Biblioteche

BookCity, Milano prepara l'edizione 2013

di P. Sereni notizia del 7 febbraio 2013
BookCity 2013 s'ha da fare. Ieri l'assessore alla cultura Stefano Boeri e i rappresentanti del comitato promotore (Fondazione Rizzoli Corriere della Sera, Fondazione Giangiacomo Feltrinelli, Fondazione Arnoldo e Alberto Mondadori e Scuola per Librai Umberto e Elisabetta Mauri) hanno incontrato il mondo editoriale, librario e bibliotecario per cominciare a progettare la prossima edizione che si svolgerà in città il 21-24 novembre prossimo.
Con un giorno in più rispetto alla prima fortunata edizione che fece registrare 80mila visitatori per 350 eventi, che quest'anno raddoppieranno, in 150 sedi della città con la partecipazione di 300 scrittori italiani e stranieri, 158 editori e 300 volontari la festa del libro di Milano continuerà a presentarsi come un evento «diffuso» capace di coinvolgere sedi centrali (il Castello Sforzesco, i palazzi storici, i teatri), periferiche (le biblioteche di quartiere e le librerie) e inconsuete (come la metropolitana, le pasticcerie e le carceri).

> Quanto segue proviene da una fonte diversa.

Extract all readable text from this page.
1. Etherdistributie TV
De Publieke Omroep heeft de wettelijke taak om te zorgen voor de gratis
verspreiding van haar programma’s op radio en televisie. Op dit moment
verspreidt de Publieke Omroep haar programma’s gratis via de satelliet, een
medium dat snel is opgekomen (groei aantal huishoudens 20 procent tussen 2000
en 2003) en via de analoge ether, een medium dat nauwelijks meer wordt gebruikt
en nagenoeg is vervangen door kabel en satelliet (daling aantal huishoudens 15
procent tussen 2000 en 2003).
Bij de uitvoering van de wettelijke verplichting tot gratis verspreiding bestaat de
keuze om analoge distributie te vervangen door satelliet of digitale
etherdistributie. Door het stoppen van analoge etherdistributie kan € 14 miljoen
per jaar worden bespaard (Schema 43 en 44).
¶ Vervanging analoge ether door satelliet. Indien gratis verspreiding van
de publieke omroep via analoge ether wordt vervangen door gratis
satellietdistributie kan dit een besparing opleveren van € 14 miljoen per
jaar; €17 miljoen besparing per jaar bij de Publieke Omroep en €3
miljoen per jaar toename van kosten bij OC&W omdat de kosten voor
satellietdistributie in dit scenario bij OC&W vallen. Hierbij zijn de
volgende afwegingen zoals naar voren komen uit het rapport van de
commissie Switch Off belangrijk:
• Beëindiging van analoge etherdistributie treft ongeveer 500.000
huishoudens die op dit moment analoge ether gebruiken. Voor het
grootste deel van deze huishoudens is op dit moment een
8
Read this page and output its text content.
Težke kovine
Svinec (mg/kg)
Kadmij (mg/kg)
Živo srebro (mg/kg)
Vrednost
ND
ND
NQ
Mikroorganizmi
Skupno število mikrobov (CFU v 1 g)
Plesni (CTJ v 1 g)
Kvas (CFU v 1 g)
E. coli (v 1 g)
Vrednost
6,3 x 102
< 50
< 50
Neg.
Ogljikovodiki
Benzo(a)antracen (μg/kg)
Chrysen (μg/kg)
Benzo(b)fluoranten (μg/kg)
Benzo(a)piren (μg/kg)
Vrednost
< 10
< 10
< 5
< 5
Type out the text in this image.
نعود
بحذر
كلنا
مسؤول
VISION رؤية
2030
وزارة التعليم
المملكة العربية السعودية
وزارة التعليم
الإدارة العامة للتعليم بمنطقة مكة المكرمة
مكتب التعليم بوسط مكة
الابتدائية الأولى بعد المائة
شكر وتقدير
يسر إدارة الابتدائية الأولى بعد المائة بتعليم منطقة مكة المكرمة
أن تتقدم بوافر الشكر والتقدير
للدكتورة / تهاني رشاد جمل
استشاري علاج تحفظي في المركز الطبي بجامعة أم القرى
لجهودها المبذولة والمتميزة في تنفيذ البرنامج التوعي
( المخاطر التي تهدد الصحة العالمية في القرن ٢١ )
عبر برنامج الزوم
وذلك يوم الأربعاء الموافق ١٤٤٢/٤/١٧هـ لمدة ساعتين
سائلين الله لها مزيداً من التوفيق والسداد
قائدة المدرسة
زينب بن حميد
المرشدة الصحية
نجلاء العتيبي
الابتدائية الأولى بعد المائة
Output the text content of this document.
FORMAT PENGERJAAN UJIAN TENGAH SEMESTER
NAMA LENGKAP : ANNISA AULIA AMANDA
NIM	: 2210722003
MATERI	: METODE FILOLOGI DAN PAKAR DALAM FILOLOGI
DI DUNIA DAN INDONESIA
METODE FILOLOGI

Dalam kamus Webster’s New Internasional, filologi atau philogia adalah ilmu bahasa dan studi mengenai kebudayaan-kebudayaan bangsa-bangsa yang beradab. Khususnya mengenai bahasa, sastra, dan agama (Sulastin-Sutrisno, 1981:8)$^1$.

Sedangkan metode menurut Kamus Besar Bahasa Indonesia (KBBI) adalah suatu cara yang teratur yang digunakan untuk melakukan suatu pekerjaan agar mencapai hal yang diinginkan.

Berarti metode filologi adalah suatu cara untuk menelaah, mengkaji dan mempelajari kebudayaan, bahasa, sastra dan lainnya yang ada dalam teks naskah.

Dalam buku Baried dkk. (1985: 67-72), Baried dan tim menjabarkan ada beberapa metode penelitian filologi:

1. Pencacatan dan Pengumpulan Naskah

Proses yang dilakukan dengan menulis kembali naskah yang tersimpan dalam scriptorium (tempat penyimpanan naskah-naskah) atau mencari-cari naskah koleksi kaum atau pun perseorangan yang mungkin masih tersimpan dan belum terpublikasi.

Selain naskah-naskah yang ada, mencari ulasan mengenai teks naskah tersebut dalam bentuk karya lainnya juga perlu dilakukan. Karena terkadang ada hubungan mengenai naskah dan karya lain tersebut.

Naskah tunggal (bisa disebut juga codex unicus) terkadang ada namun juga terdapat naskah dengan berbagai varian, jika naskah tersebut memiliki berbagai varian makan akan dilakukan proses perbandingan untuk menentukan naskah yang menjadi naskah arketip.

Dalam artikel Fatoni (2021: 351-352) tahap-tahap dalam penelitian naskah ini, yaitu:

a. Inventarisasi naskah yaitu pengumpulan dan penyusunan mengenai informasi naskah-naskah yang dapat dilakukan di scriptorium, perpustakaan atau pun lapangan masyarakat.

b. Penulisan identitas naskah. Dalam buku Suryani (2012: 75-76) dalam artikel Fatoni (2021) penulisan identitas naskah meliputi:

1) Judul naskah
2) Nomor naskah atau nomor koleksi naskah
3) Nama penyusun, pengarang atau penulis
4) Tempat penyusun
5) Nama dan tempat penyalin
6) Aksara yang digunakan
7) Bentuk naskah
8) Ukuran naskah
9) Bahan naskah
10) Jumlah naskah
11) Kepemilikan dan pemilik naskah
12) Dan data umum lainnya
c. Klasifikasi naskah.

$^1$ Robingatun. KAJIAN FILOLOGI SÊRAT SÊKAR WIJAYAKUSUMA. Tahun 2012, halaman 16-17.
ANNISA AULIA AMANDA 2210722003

La prossima edizione vedrà crescere il numero delle sedi e i numerosi i poli tematici (uno in particolare dedicato ai bambini e alle famiglie con iniziative distribuite in tutta la città) mentre i tempi di lavoro più ampi rispetto a quelli dell'edizione zero, consentiranno di limare le criticità emerse nella scorsa edizione che, lo ricordiamo, fu realizzata in appena tre mesi.
Tra le novità è prevista una Via della lettura, che partendo proprio dal Castello si svilupperà come percorso dedicato alla lettura, lungo via Dante (Piccolo Teatro Paolo Grassi), Largo Cordusio, la Loggia dei Mercanti, Piazza Duomo, la Ca’ Granda, la Sormani, il Tribunale per arrivare fino alla Rotonda della Besana. 
BookCity 2013 chiamerà anche a raccolta i gruppi di lettura già attivi in città e susciterà la costituzione di nuovi nuclei, per diffondere l'idea positiva della viralità della lettura.
Particolare attenzione verrà dedicata infine alla mappatura della filiera del libro a Milano, alla collaborazione con le comunità straniere, le scuole e le università, a progetti dedicati di scrittura e lettura nelle carceri.